Based on the above research background, in order to better identify malicious URLs and improve the accuracy of detection, there are some unobvious features in the URL text. Based on the grammatical features, structural features, and probability features of URLs, a convolutional neural network model based on genetic algorithm optimization is proposed. High-dimensional feature space, on the one hand, will consume a lot of training time; on the other hand, there may be some interference information on the training results. Therefore, firstly, the genetic algorithm is used to reduce the dimension of URL features, and the feature subset with a good classification effect is searched. Secondly, the feature subset is classified by a convolutional neural network. Finally, compared with the traditional machine learning method, the accuracy of malicious URL recognition is improved.
4. Conclusions and Future Research
In order to improve the accuracy of malicious URL recognition, this paper proposes a model of a convolutional neural network based on a genetic algorithm. Firstly, this paper extracts the grammatical features, structural features, and probabilistic features in the URL text by comparing the malicious URL with the benign URL, reduces the dimension of the features by genetic algorithm to obtain the final 20 vectors, and then uses the convolutional neural network to classify and identify the 20 features. Finally, compared with the traditional machine learning algorithm, the recognition rate of malicious URL detection is improved.

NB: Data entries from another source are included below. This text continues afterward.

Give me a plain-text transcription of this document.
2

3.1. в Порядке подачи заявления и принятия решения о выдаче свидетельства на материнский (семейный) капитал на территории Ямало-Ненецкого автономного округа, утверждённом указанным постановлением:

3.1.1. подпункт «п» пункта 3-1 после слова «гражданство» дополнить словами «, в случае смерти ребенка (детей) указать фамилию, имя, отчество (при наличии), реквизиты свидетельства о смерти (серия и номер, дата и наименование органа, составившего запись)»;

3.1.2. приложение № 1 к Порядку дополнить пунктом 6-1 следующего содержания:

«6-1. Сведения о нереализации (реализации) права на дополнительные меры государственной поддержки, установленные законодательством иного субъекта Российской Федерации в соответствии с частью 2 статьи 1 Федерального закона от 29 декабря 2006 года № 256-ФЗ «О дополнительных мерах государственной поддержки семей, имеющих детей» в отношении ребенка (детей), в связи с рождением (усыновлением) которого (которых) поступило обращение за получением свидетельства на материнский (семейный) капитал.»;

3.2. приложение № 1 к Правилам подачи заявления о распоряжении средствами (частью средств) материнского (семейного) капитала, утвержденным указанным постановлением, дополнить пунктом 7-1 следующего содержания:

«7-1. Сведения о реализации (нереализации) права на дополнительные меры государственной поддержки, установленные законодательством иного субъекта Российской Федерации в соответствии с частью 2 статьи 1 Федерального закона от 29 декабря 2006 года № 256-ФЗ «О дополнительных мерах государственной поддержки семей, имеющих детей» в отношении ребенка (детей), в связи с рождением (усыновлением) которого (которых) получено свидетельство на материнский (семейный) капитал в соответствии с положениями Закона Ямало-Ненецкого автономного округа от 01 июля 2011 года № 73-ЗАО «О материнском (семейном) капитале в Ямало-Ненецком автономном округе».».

The experimental results show that the accuracy of the model in malicious URL classification is 93.99%, which achieves the expected classification effect.
In malicious URL detection, the model proposed in this paper has a better effect than directly detecting the entire URL text content by extracting insignificant features in the URL. Second, the genetic algorithm is used to reduce the dimension of the extracted features, and the redundant features are removed to reduce the computational overhead. Third, when using the advantages of convolutional neural networks, the classification effect is better while sharing parameters in the convolutional layer, reducing the use of parameters.
However, there are still some limitations in the experiment. The genetic algorithm can obtain the global optimal feature subset and effectively improve the accuracy of malicious URL recognition. However, there are many parameters used in the calculation process; the calculation amount is large, and the experiment takes a long time. This model cannot detect targets in real time. Therefore, in order to solve these problems, our further research work is to optimize the model around how to reduce the feature vector space while reducing the time complexity and exploring the method of detecting malicious URLs in real time.